Apart from the bed, the room was sparsely furnished with a small reading chair and a dresser. Something glittered on the top of the dresser—Kester’s reaping pen. Ursula stuffed it in her pocket before turning to pull the covers off Zee, who still wore her bloodstained opera gown. Ursula slid her hands under the fae girl’s petite shoulders, lifting her from the bed. She was lighter than Ursula expected, and she carried Zee back into the the main room, cautiously eyeing the soldier. He was just where she’d left him, pinned to the floor like an enormous entomologist’s specimen. “What do you want with that whore?” he spat.
“She’s a friend of mine.”
“You know she’s tainted? King Oberon never lets a fae leave his troop unless they’re unclean.”
“King Oberon is unclean,” she shot back. She didn’t know what that meant exactly, but clearly the old fae king was a filthy bugger. She hoisted Zee over her shoulder like a sack of potatoes, and gripped Honjo’s hilt. “I’m going to free you now, but only because I want my sword back.”
She ripped the blade from the fae’s shoulder. He screamed, hands gripping the wound.
She trained the point of the dripping blade at him, backing away. “If you get up, I’ll stab you through the other shoulder.”
She stopped when she reached Emerazel’s sigil. Holding Zee tight, she whispered in Angelic. At the last words, she and Zee disintegrated in a burst of flame.
Ursula was gasping for breath by the time she reached the gothic bedroom in the Plaza apartment. It wasn’t every day that she carried a limp body up a flight of stairs.
She dropped Zee on the black canopy bed, ignoring the animal skulls that lined the walls. She tucked Zee under the blankets and slipped out the door, her body aching.
A tear slid down her cheek, and she wiped it on the back of her hand. She’d retrieved Zee’s body, only to learn that Kester had died in the fall—died trying to clean up her mess, in fact. She’d only just been getting to know him, still hadn’t gotten the chance to learn his secrets. Who had Oriel been, and what had she meant to him?
No use wondering about it now. She still needed to figure out exactly how to hunt down an incubus lair. Kester would have known what to do. The man had been an experienced hellhound with an encyclopedic knowledge of spells and arcane magic.

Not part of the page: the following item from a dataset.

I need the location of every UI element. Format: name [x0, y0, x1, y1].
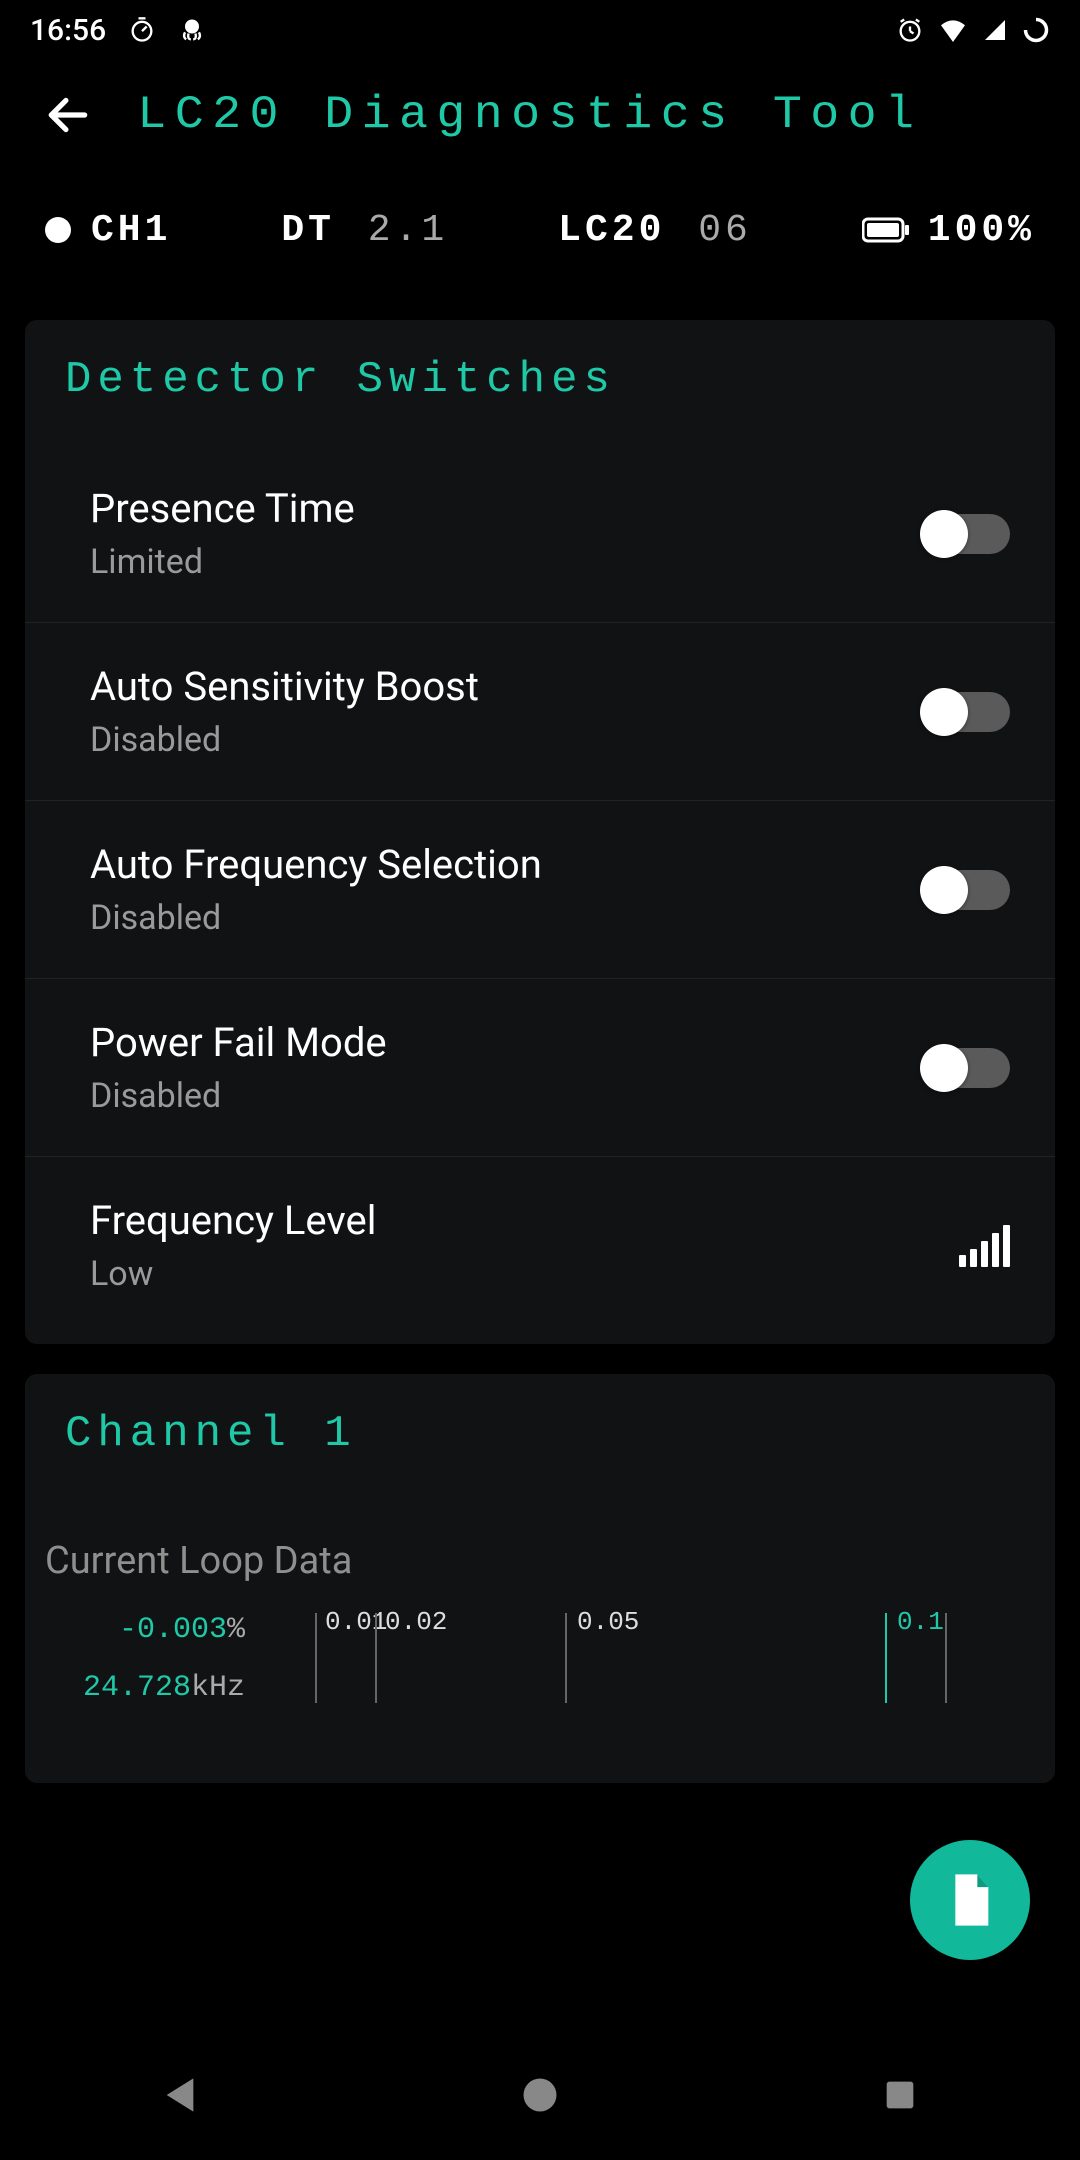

Of course, she did have a literal encyclopedia of arcane magic in the library below. A lick of hope ignited, and she rose.
Chapter 35
The library was just as she’d left it, with blood drying on the rug. She collected the grimoires, organizing them on the table. In one pile, she stacked the volumes that were way off-topic—the farming spells, and curses.
She flipped through the Picatrix, but it was a jumble of arcana, astrological facts, and descriptions of heavenly deities. Into the discards it went.